WA HEALTH Minister Andrea Mitchell is confident she will have draft legislation for compulsory treatment of drug addicts ready by the end of the year.

It was reported on Thursday that the State Government was looking to New Zealand’s model of forced rehabilitation periods for people suffering from addictions that impair their ability to make choices.

With methamphetamine use on the rise in WA, Ms Mitchell said the State Government is committed to implementing such a policy.

But Ms Mitchell “very much doubts” the legislation will be enforced before the next state election.

“Research shows it does work, we are getting that loud and clear,” Ms Mitchell said.

“We’ve had it in our plan all the time, it’s been in the mental health plan, what I’ve done is brought it forward.

“I will have a clear design of the model of service and the legislation required around it by the end of this year.

“We are working on that feverishly to get that moving as quickly as possible.”

Ms Mitchell said her team was not only looking at New Zealand, but was also analysing New South Wales’ treatment program.
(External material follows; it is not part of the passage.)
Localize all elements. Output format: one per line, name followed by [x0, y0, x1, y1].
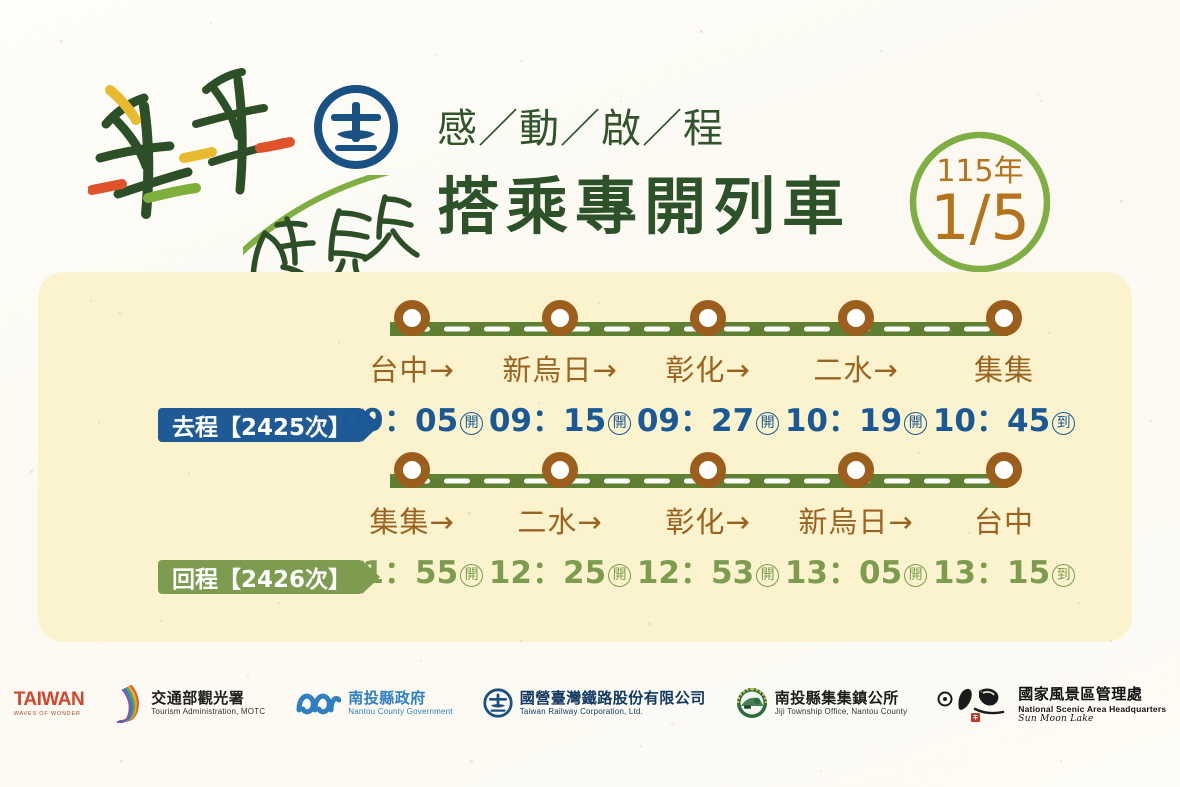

“We are looking at the jurisdictions that have legislation in place, working out what works best in their cases and then making sure that will work in the West Australian context,” she said.

“This is about our people.

“We are not copying and pasting, we’re not just transferring another piece of legislation into our (state).

“We will make the changes, we will get it to work for us.”

Ms Mitchell said the addict’s “referral pathways” would need to be closely looked at with the new legislation, to ensure human rights were safeguarded.